VgT-Obmann Martin Balluch reagierte per Aussendung ziemlich fuchtig: 
"Das schlaegt wirklich dem Fass den Boden aus! Was passiert hier 
eigentlich? In welchem Land leben wir? Es reicht! Man hat keine 
Beweise fuer Straftaten, man moechte aber allen TierschuetzerInnen 
klar vor Augen fuehren, dass jederzeit ueberall Hausdurchsuchungen 
stattfinden koennen. Der Tierschutz soll permanent in Angst gehalten 
werden. Normalerweise nennt man so etwas Terror!"
Vorgeworfen wird dem Tierschuetzer, dessen Wohnung durchsucht worden 
war, im vergangenen Dezember einen Saeureanschlag auf ein 
Lederwarengeschaeft in Passau veruebt zu haben. Nach Angaben der 
Polizei haette man deswegen auch nach entsprechenden Chemikalien 
gesucht.
Die Durchsuchungen fand am 10.Juni statt, genau an dem Tag, fuer den 
ein internationaler Solidaritaetsprotesttag gegen die Verfiolgung der 
Tierrechtler angesetzt war -- bei mindestens 16 oesterreichischen 
Auslandvertretungen soll es Kundgebungen gegeben haben.
40 Verdaechtige
Tatsaechlich weiten sich die Ermittlungen der Staatsanwaltschaft immer 
mehr aus: Insgesamt 40 Personen stehen jetzt angeblich im Verdacht, im 
Sinne des umstrittenen Paragrafen 278a StGB eine mafiaaehnliche Gruppe 
gegruendet zu haben. Die bislang oeffentlich bekannten Beweise sind 
eher duerftig und man verlegt sich auf das Konstruieren von 
Tatbestaenden -- so hatte die Polizei sogar eine Ankuendung an eine 
Baeckereikette, man werde ihren Namen unruehmlich bekannt machen, wenn 
sie nicht aufhoere, Eier aus Kaefighaltung zu verwenden, als 
"Erpressung" qualifiziert.
Einer der verdaechtigen Gruppen wurde auch vorgeworfen, sie 
"ueberfielen" Tiertransporte -- was die Polizei selbst zu 278a-Taetern 
machen wuerde, denn die Gruppe arbeitet mit Anzeigen, um die 
zustaendigen Kontrollore dazu anzuhalten, die Transporte zu 
ueberpruefen -- und manchmal schreiten die Beamten sogar wirklich ein.
Ansonsten ist in den Polizeiberichten hauptsaechlich davon die Rede, 
wer wen gekannt habe oder haben soll -- fuer den 
"Organisationsparagraphen" 278a erscheint das schon ausreichend.
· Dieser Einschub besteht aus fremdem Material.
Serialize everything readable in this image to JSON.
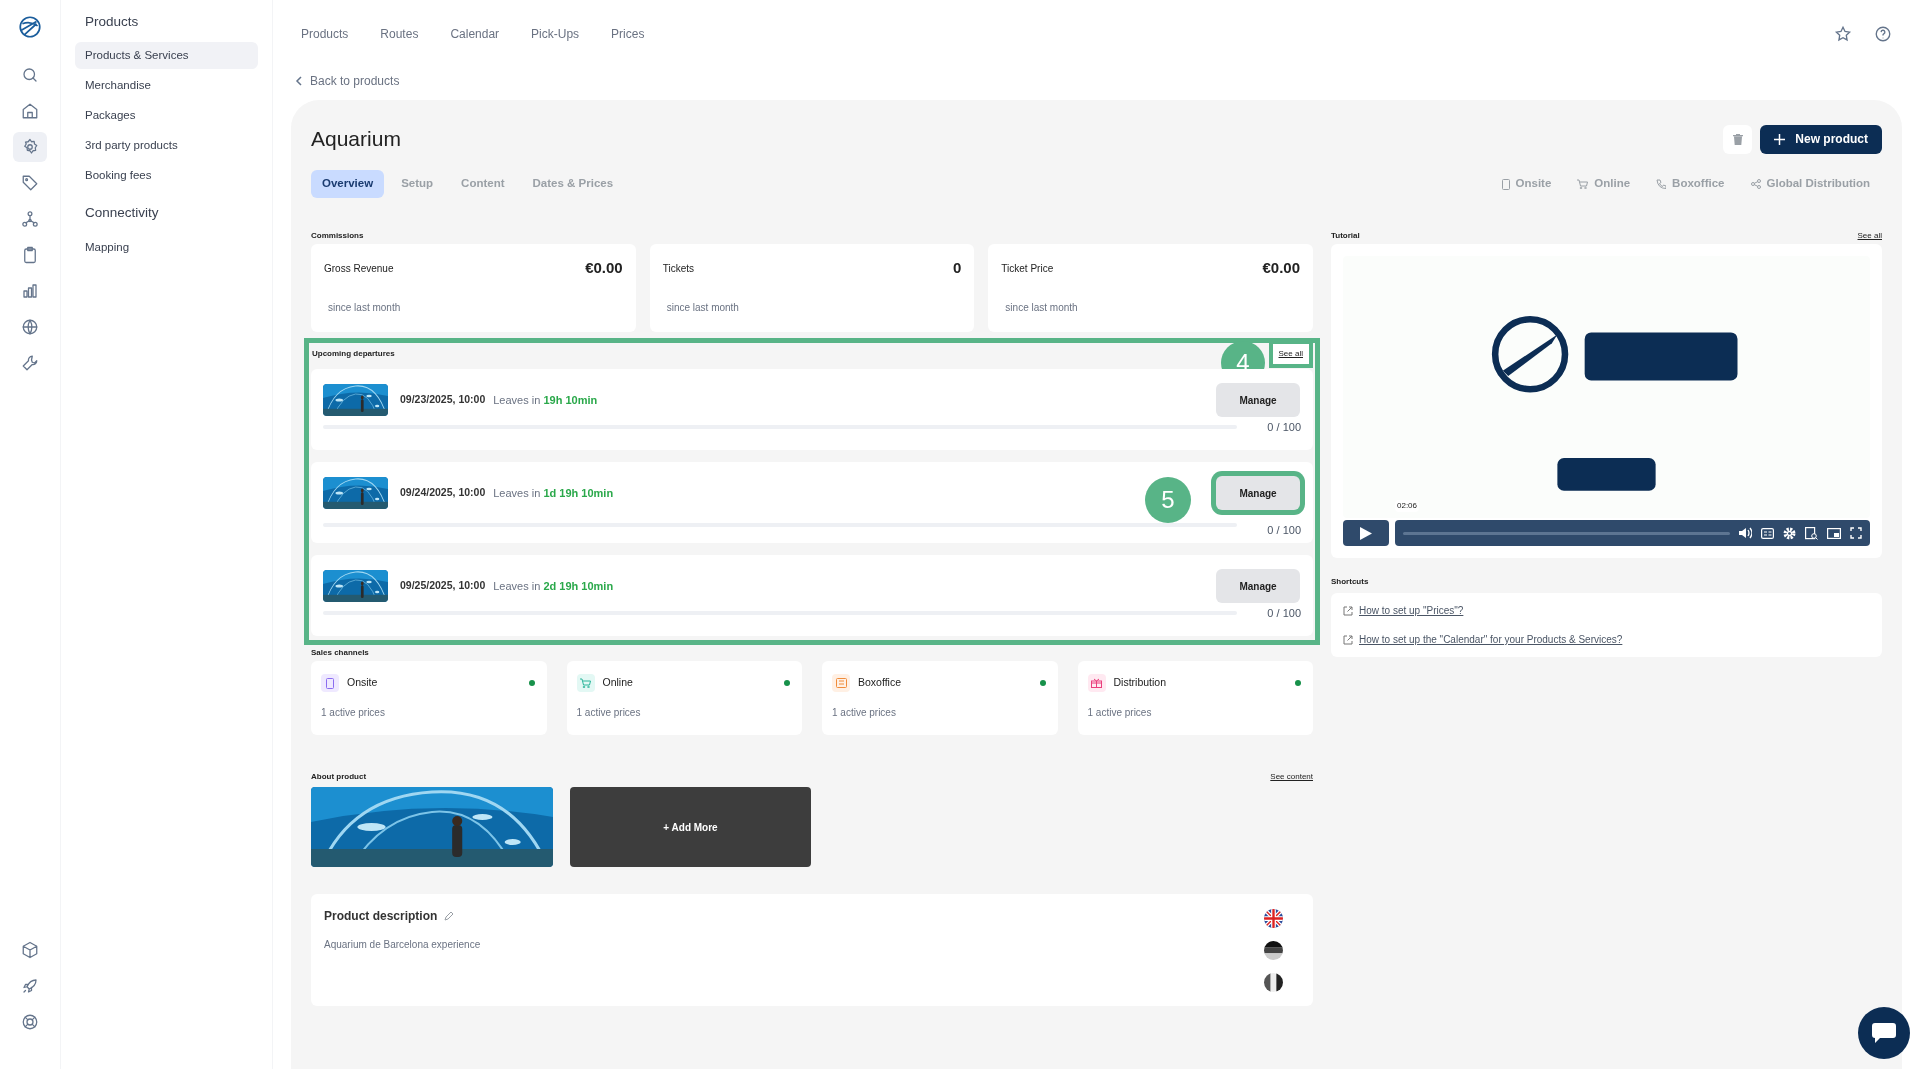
{
  "rail": [
    {
      "selected": false
    },
    {
      "selected": false
    },
    {
      "selected": false
    },
    {
      "selected": true
    },
    {
      "selected": false
    },
    {
      "selected": false
    },
    {
      "selected": false
    },
    {
      "selected": false
    },
    {
      "selected": false
    },
    {
      "selected": false
    },
    {
      "selected": false
    },
    {
      "selected": false
    },
    {
      "selected": false
    }
  ],
  "sidebar": [
    {
      "title": "Products",
      "items": [
        {
          "label": "Products & Services",
          "selected": true
        },
        {
          "label": "Merchandise",
          "selected": false
        },
        {
          "label": "Packages",
          "selected": false
        },
        {
          "label": "3rd party products",
          "selected": false
        },
        {
          "label": "Booking fees",
          "selected": false
        }
      ]
    },
    {
      "title": "Connectivity",
      "items": [
        {
          "label": "Mapping",
          "selected": false
        }
      ]
    }
  ],
  "top_nav": [
    "Products",
    "Routes",
    "Calendar",
    "Pick-Ups",
    "Prices"
  ],
  "back_link": "Back to products",
  "title": "Aquarium",
  "new_product": "New product",
  "tabs": [
    {
      "label": "Overview",
      "selected": true
    },
    {
      "label": "Setup",
      "selected": false
    },
    {
      "label": "Content",
      "selected": false
    },
    {
      "label": "Dates & Prices",
      "selected": false
    }
  ],
  "channel_filters": [
    "Onsite",
    "Online",
    "Boxoffice",
    "Global Distribution"
  ],
  "commissions": {
    "label": "Commissions",
    "cards": [
      {
        "label": "Gross Revenue",
        "value": "€0.00",
        "note": "since last month"
      },
      {
        "label": "Tickets",
        "value": "0",
        "note": "since last month"
      },
      {
        "label": "Ticket Price",
        "value": "€0.00",
        "note": "since last month"
      }
    ]
  },
  "departures": {
    "label": "Upcoming departures",
    "see_all": "See all",
    "callout": "4",
    "rows": [
      {
        "date": "09/23/2025, 10:00",
        "prefix": "Leaves in",
        "eta": "19h 10min",
        "button": "Manage",
        "capacity": "0 / 100",
        "level": 0,
        "callout": ""
      },
      {
        "date": "09/24/2025, 10:00",
        "prefix": "Leaves in",
        "eta": "1d 19h 10min",
        "button": "Manage",
        "capacity": "0 / 100",
        "level": 0,
        "callout": "5"
      },
      {
        "date": "09/25/2025, 10:00",
        "prefix": "Leaves in",
        "eta": "2d 19h 10min",
        "button": "Manage",
        "capacity": "0 / 100",
        "level": 0,
        "callout": ""
      }
    ]
  },
  "sales_channels": {
    "label": "Sales channels",
    "cards": [
      {
        "name": "Onsite",
        "note": "1 active prices",
        "active": true
      },
      {
        "name": "Online",
        "note": "1 active prices",
        "active": true
      },
      {
        "name": "Boxoffice",
        "note": "1 active prices",
        "active": true
      },
      {
        "name": "Distribution",
        "note": "1 active prices",
        "active": true
      }
    ]
  },
  "about": {
    "label": "About product",
    "link": "See content",
    "add_more": "+ Add More"
  },
  "description": {
    "title": "Product description",
    "text": "Aquarium de Barcelona experience"
  },
  "tutorial": {
    "label": "Tutorial",
    "see_all": "See all",
    "time": "02:06"
  },
  "shortcuts": {
    "label": "Shortcuts",
    "links": [
      "How to set up \"Prices\"?",
      "How to set up the \"Calendar\" for your Products & Services?"
    ]
  }
}
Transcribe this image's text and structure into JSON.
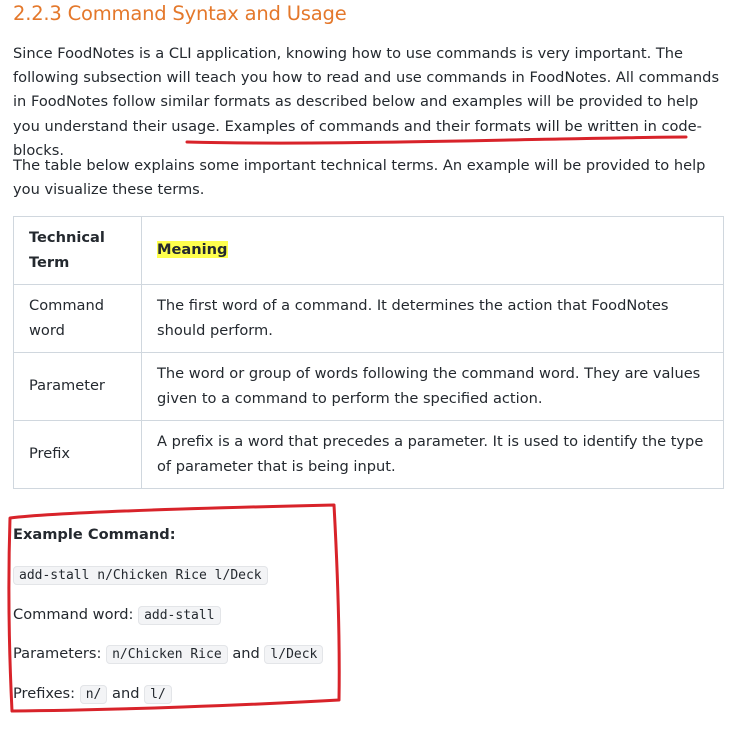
{
  "heading": "2.2.3 Command Syntax and Usage",
  "intro": "Since FoodNotes is a CLI application, knowing how to use commands is very important. The following subsection will teach you how to read and use commands in FoodNotes. All commands in FoodNotes follow similar formats as described below and examples will be provided to help you understand their usage. Examples of commands and their formats will be written in code-blocks.",
  "table_intro": "The table below explains some important technical terms. An example will be provided to help you visualize these terms.",
  "table": {
    "headers": [
      "Technical Term",
      "Meaning"
    ],
    "rows": [
      {
        "term": "Command word",
        "meaning": "The first word of a command. It determines the action that FoodNotes should perform."
      },
      {
        "term": "Parameter",
        "meaning": "The word or group of words following the command word. They are values given to a command to perform the specified action."
      },
      {
        "term": "Prefix",
        "meaning": "A prefix is a word that precedes a parameter. It is used to identify the type of parameter that is being input."
      }
    ]
  },
  "example": {
    "title": "Example Command:",
    "command": "add-stall n/Chicken Rice l/Deck",
    "command_word_label": "Command word:",
    "command_word": "add-stall",
    "parameters_label": "Parameters:",
    "param1": "n/Chicken Rice",
    "and": "and",
    "param2": "l/Deck",
    "prefixes_label": "Prefixes:",
    "prefix1": "n/",
    "prefix2": "l/"
  },
  "colors": {
    "heading": "#e4782b",
    "highlight": "#ffff4d",
    "annotation": "#d8232a"
  }
}
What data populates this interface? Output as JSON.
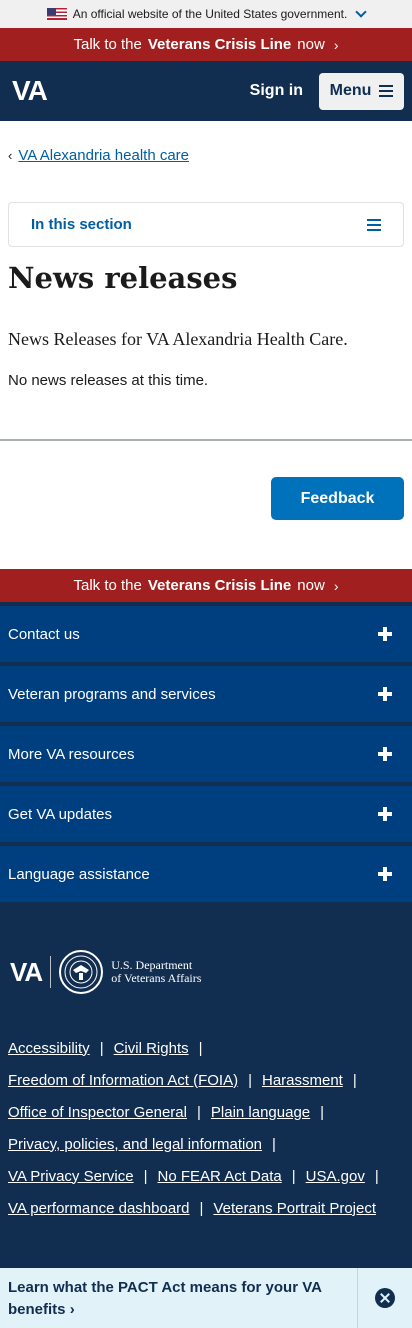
{
  "gov_banner": {
    "text": "An official website of the United States government."
  },
  "crisis_line": {
    "prefix": "Talk to the",
    "bold": "Veterans Crisis Line",
    "suffix": "now",
    "arrow": "›"
  },
  "header": {
    "logo": "VA",
    "sign_in": "Sign in",
    "menu": "Menu"
  },
  "breadcrumb": {
    "back_glyph": "‹",
    "label": "VA Alexandria health care"
  },
  "section_nav": {
    "label": "In this section"
  },
  "page": {
    "title": "News releases",
    "intro": "News Releases for VA Alexandria Health Care.",
    "empty": "No news releases at this time."
  },
  "feedback": {
    "label": "Feedback"
  },
  "footer": {
    "accordions": [
      {
        "label": "Contact us"
      },
      {
        "label": "Veteran programs and services"
      },
      {
        "label": "More VA resources"
      },
      {
        "label": "Get VA updates"
      },
      {
        "label": "Language assistance"
      }
    ],
    "logo": {
      "va": "VA",
      "dept_line1": "U.S. Department",
      "dept_line2": "of Veterans Affairs"
    },
    "link_rows": [
      [
        "Accessibility",
        "Civil Rights"
      ],
      [
        "Freedom of Information Act (FOIA)",
        "Harassment"
      ],
      [
        "Office of Inspector General",
        "Plain language"
      ],
      [
        "Privacy, policies, and legal information"
      ],
      [
        "VA Privacy Service",
        "No FEAR Act Data",
        "USA.gov"
      ],
      [
        "VA performance dashboard",
        "Veterans Portrait Project"
      ]
    ],
    "separator": "|"
  },
  "pact_banner": {
    "line1": "Learn what the PACT Act means for your VA",
    "line2": "benefits",
    "arrow": "›"
  },
  "colors": {
    "navy": "#112e51",
    "crisis_red": "#a1201f",
    "link_blue": "#005ea2",
    "button_blue": "#0071bb",
    "accordion_blue": "#003f7f"
  },
  "icons": [
    "us-flag-icon",
    "chevron-down-icon",
    "hamburger-icon",
    "plus-icon",
    "va-seal-icon",
    "close-icon"
  ]
}
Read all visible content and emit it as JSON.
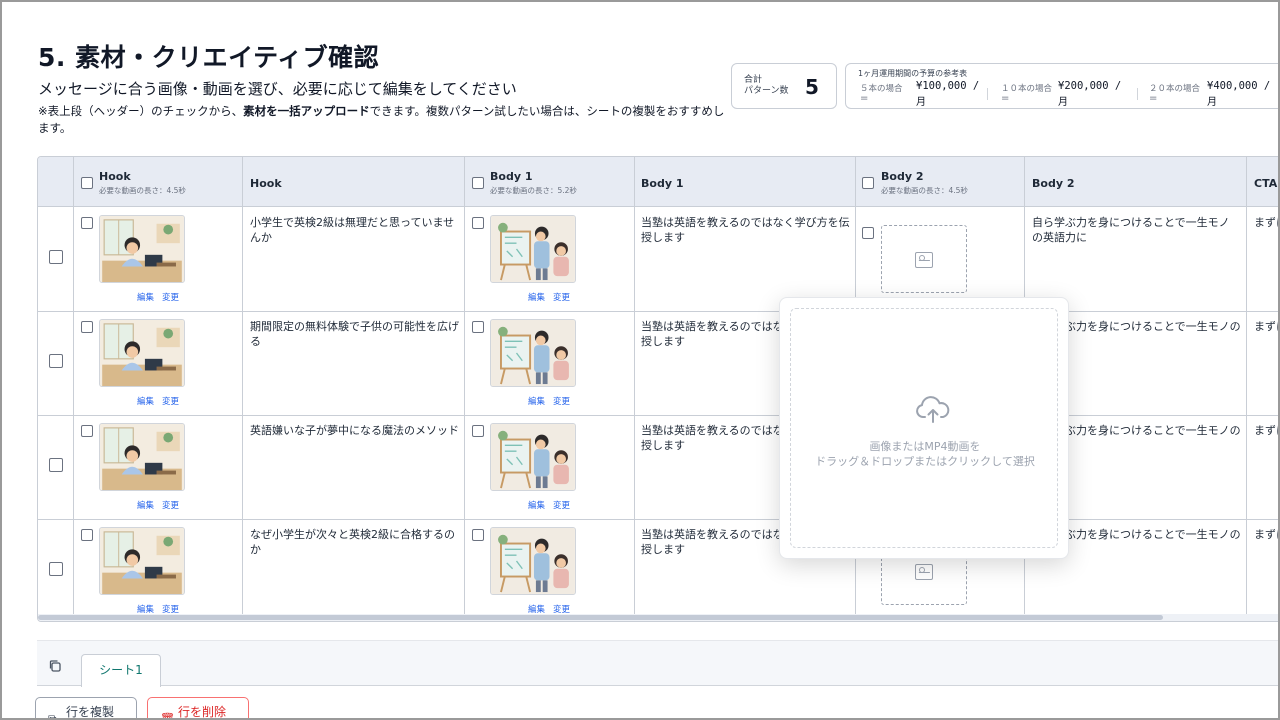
{
  "header": {
    "title": "5. 素材・クリエイティブ確認",
    "subtitle": "メッセージに合う画像・動画を選び、必要に応じて編集をしてください",
    "note_prefix": "※表上段（ヘッダー）のチェックから、",
    "note_bold": "素材を一括アップロード",
    "note_suffix": "できます。複数パターン試したい場合は、シートの複製をおすすめします。"
  },
  "summary": {
    "label": "合計\nパターン数",
    "value": "5"
  },
  "budget": {
    "title": "1ヶ月運用期間の予算の参考表",
    "items": [
      {
        "case": "５本の場合",
        "amount": "¥100,000 /",
        "unit": "月",
        "eq": "="
      },
      {
        "case": "１０本の場合",
        "amount": "¥200,000 /",
        "unit": "月",
        "eq": "="
      },
      {
        "case": "２０本の場合",
        "amount": "¥400,000 /",
        "unit": "月",
        "eq": "="
      }
    ]
  },
  "table": {
    "columns": {
      "hook_media": {
        "name": "Hook",
        "sub": "必要な動画の長さ：4.5秒"
      },
      "hook_text": {
        "name": "Hook"
      },
      "body1_media": {
        "name": "Body 1",
        "sub": "必要な動画の長さ：5.2秒"
      },
      "body1_text": {
        "name": "Body 1"
      },
      "body2_media": {
        "name": "Body 2",
        "sub": "必要な動画の長さ：4.5秒"
      },
      "body2_text": {
        "name": "Body 2"
      },
      "cta": {
        "name": "CTA"
      }
    },
    "media_actions": {
      "edit": "編集",
      "change": "変更"
    },
    "rows": [
      {
        "hook": "小学生で英検2級は無理だと思っていませんか",
        "body1": "当塾は英語を教えるのではなく学び方を伝授します",
        "body2": "自ら学ぶ力を身につけることで一生モノの英語力に",
        "cta": "まずに"
      },
      {
        "hook": "期間限定の無料体験で子供の可能性を広げる",
        "body1": "当塾は英語を教えるのではなく学び方を伝授します",
        "body2": "自ら学ぶ力を身につけることで一生モノの英",
        "cta": "まずに"
      },
      {
        "hook": "英語嫌いな子が夢中になる魔法のメソッド",
        "body1": "当塾は英語を教えるのではなく学び方を伝授します",
        "body2": "自ら学ぶ力を身につけることで一生モノの英",
        "cta": "まずに"
      },
      {
        "hook": "なぜ小学生が次々と英検2級に合格するのか",
        "body1": "当塾は英語を教えるのではなく学び方を伝授します",
        "body2": "自ら学ぶ力を身につけることで一生モノの英",
        "cta": "まずに"
      }
    ]
  },
  "upload": {
    "text": "画像またはMP4動画を\nドラッグ＆ドロップまたはクリックして選択"
  },
  "footer": {
    "sheet_tab": "シート1",
    "copy_row": "行を複製",
    "delete_row": "行を削除"
  }
}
Auch 
das Sammeln von Medienberichten ueber illegale Aktionen wuerde darauf 
hinweisen, dass die Delinquenten an diesen Aktionen beteiligt gewesen 
waeren. Gallionsfigur Martin Balluch waere ausserdem in 
Grossbritannien wegen einer Tierschutzaktion zu 2 Jahren Haft auf 
Bewaehrung verurteilt worden -- da waers halt gut, wenn man Englisch 
koennt: Die Strafregisterbescheinigung aus dem Vereinigten Koenigreich 
bescheinigt eine Verurteilung Balluchs zu einer geringen Geldstrafe, 
bedingt nachgelassen auf 2 Jahre. Die Polizei uebersetzte, er waere zu 
2 Jahren Haft auf Bewaehrung verurteilt worden...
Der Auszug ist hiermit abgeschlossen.